Legal experts say that G.M. has taken a calculated risk that Mr. Valukas’s findings and recommendations will sufficiently answer the myriad questions hanging over the company.
“The downside is that members of Congress, the press and the public may think that the report lacks credibility if it is in an in-house investigation,” said Carl W. Tobias, a law professor at the University of Richmond.
But Professor Tobias said that Mr. Valukas, a former United States attorney, was a good choice for the delicate task of investigating G.M. “His reputation is on the line with this report, so he is not likely to sacrifice that for G.M.,” he said.
Jenner & Block has long had ties with the automaker. In addition to performing securities work for the company, one of Jenner & Block's lawyers, Robert S. Osborne, was G.M.'s general counsel from 2006 to 2009, years that the ignition switch problem festered within G.M. And before that, Mr.

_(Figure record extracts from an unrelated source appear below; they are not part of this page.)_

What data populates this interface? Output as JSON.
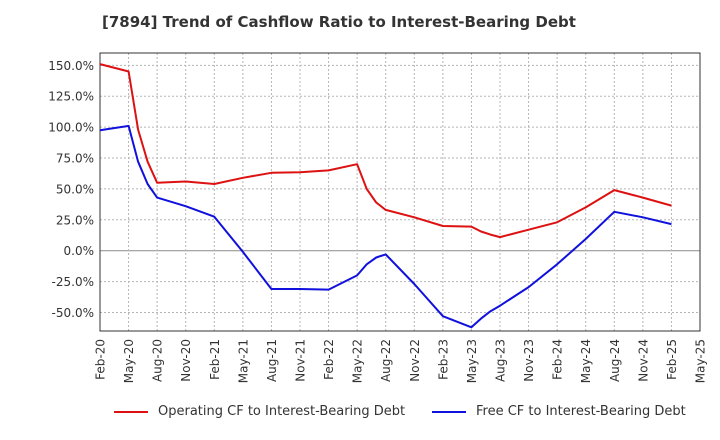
{
  "chart_data": {
    "type": "line",
    "title": "[7894]  Trend of Cashflow Ratio to Interest-Bearing Debt",
    "xlabel": "",
    "ylabel": "",
    "ylim": [
      -65,
      160
    ],
    "y_ticks": [
      150,
      125,
      100,
      75,
      50,
      25,
      0,
      -25,
      -50
    ],
    "y_tick_labels": [
      "150.0%",
      "125.0%",
      "100.0%",
      "75.0%",
      "50.0%",
      "25.0%",
      "0.0%",
      "-25.0%",
      "-50.0%"
    ],
    "x_tick_labels": [
      "Feb-20",
      "May-20",
      "Aug-20",
      "Nov-20",
      "Feb-21",
      "May-21",
      "Aug-21",
      "Nov-21",
      "Feb-22",
      "May-22",
      "Aug-22",
      "Nov-22",
      "Feb-23",
      "May-23",
      "Aug-23",
      "Nov-23",
      "Feb-24",
      "May-24",
      "Aug-24",
      "Nov-24",
      "Feb-25",
      "May-25"
    ],
    "grid": true,
    "legend_position": "bottom",
    "series": [
      {
        "name": "Operating CF to Interest-Bearing Debt",
        "color": "#dd1111",
        "points": [
          [
            "Feb-20",
            151
          ],
          [
            "May-20",
            145
          ],
          [
            "Jun-20",
            98
          ],
          [
            "Jul-20",
            72
          ],
          [
            "Aug-20",
            55
          ],
          [
            "Nov-20",
            56
          ],
          [
            "Feb-21",
            54
          ],
          [
            "May-21",
            59
          ],
          [
            "Aug-21",
            63
          ],
          [
            "Nov-21",
            63.5
          ],
          [
            "Feb-22",
            65
          ],
          [
            "May-22",
            70
          ],
          [
            "Jun-22",
            50
          ],
          [
            "Jul-22",
            39
          ],
          [
            "Aug-22",
            33
          ],
          [
            "Nov-22",
            27
          ],
          [
            "Feb-23",
            20
          ],
          [
            "May-23",
            19.5
          ],
          [
            "Jun-23",
            15.5
          ],
          [
            "Jul-23",
            13
          ],
          [
            "Aug-23",
            11
          ],
          [
            "Nov-23",
            17
          ],
          [
            "Feb-24",
            23
          ],
          [
            "May-24",
            35
          ],
          [
            "Aug-24",
            49
          ],
          [
            "Nov-24",
            43
          ],
          [
            "Feb-25",
            36.5
          ]
        ]
      },
      {
        "name": "Free CF to Interest-Bearing Debt",
        "color": "#1111dd",
        "points": [
          [
            "Feb-20",
            97.5
          ],
          [
            "May-20",
            101
          ],
          [
            "Jun-20",
            72
          ],
          [
            "Jul-20",
            54
          ],
          [
            "Aug-20",
            43
          ],
          [
            "Nov-20",
            36
          ],
          [
            "Feb-21",
            27.5
          ],
          [
            "May-21",
            -1
          ],
          [
            "Aug-21",
            -31
          ],
          [
            "Nov-21",
            -31
          ],
          [
            "Feb-22",
            -31.5
          ],
          [
            "May-22",
            -20
          ],
          [
            "Jun-22",
            -11
          ],
          [
            "Jul-22",
            -5.5
          ],
          [
            "Aug-22",
            -3
          ],
          [
            "Nov-22",
            -27
          ],
          [
            "Feb-23",
            -53
          ],
          [
            "May-23",
            -62
          ],
          [
            "Jun-23",
            -55
          ],
          [
            "Jul-23",
            -49
          ],
          [
            "Aug-23",
            -44.5
          ],
          [
            "Nov-23",
            -29.5
          ],
          [
            "Feb-24",
            -11
          ],
          [
            "May-24",
            9.5
          ],
          [
            "Aug-24",
            31.5
          ],
          [
            "Nov-24",
            27
          ],
          [
            "Feb-25",
            21.5
          ]
        ]
      }
    ]
  }
}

Osborne was a senior partner at Jenner & Block.
The other firm involved in the internal investigation, King & Spalding, defended G.M. in a wrongful-death lawsuit filed by the family of Brooke Melton, a case that brought the ignition switch defect to light last year.

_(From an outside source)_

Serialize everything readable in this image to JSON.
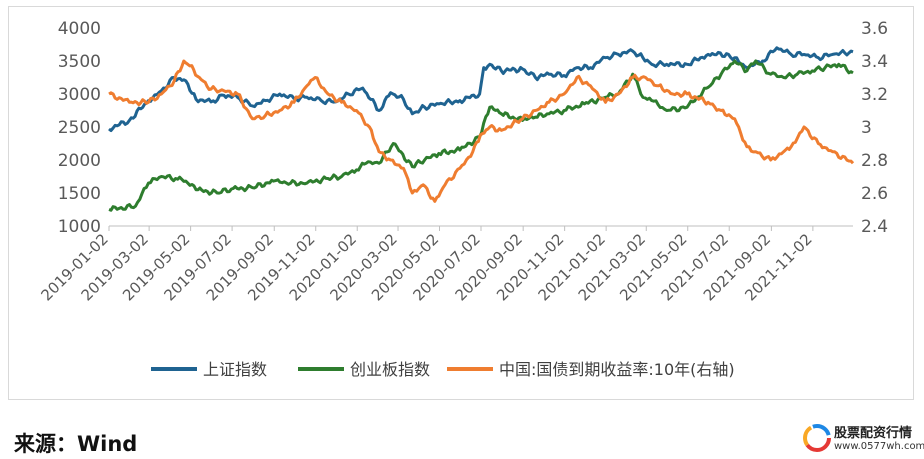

After G.M. first announced the switch recall, it gave a chronology of events to federal regulators that showed a pattern of failure to address a deadly defect. Eventually, the company admitted that it had been alerted to the defect as far back as 2001, when it was still in development for the Saturn Ion.
Since then, G.M. said, it has conducted several in-house inquiries and studies over the years of a faulty ignition switch installed in Ions, Chevrolet Cobalts, and other small cars.
G.M. received multiple reports over the past decade of vehicles suddenly stalling when the ignition key was bumped by the driver or was weighed down by other objects on the key ring.
Over time, the company learned that air bags could also be deactivated when the cars lost power.

It was only after G.M. engineers were deposed in Ms. Melton’s lawsuit in 2013 that the automaker began to take action on the recall.
Ms. Melton died in Georgia after the ignition in her 2005 Cobalt suddenly switched off, she lost control of the vehicle and was hit by another car.
An independent engineer hired by the Melton family discovered that the ignition switch had been significantly improved in later-model Cobalts, but that the new part had the same identification number as the previous, defective part.
The company’s chief switch engineer, Raymond DeGiorgio, testified in a deposition that he did not order a change in the switch.
But internal documents later given to federal regulators showed that Mr. DeGiorgio had, in fact, ordered a change in the switch in 2006. No recall was ordered at the time, leaving drivers and passengers vulnerable to death and serious injury in cars equipped with the original switch.
G.M. lawyers unexpectedly offered a confidential settlement in the Melton lawsuit last September. Once the case was settled, the company restarted its internal inquiry into the switch problems.
By late last year, a safety committee had verified that the switch had been upgraded in 2006, but that millions of defective vehicles remained on the road. The committee then ordered the initial recall on Jan. 31.
The investigation by Mr. Valukas hardly concludes the crisis.
The National Highway Traffic Safety Administration has already levied a $35 million penalty against G.M. for failing to report the defect in a timely manner, and has required wide-ranging changes to the automaker’s safety practices.
G.M. also faces another round of congressional hearings and a raft of additional investigations, including those by the Justice Department and the Securities and Exchange Commission.
Beyond the investigations, the company is awaiting recommendations from the lawyer Kenneth R. Feinberg on how it will compensate victims of switch-related crashes and family members of people who died as a result of the defect. G.M. faces hundreds of private claims and lawsuits.
Mr. Feinberg, who oversaw compensation claims for victims of the 9/11 terrorist attacks and the Boston Marathon bombing, has said he would make his recommendations to G.M. later this month.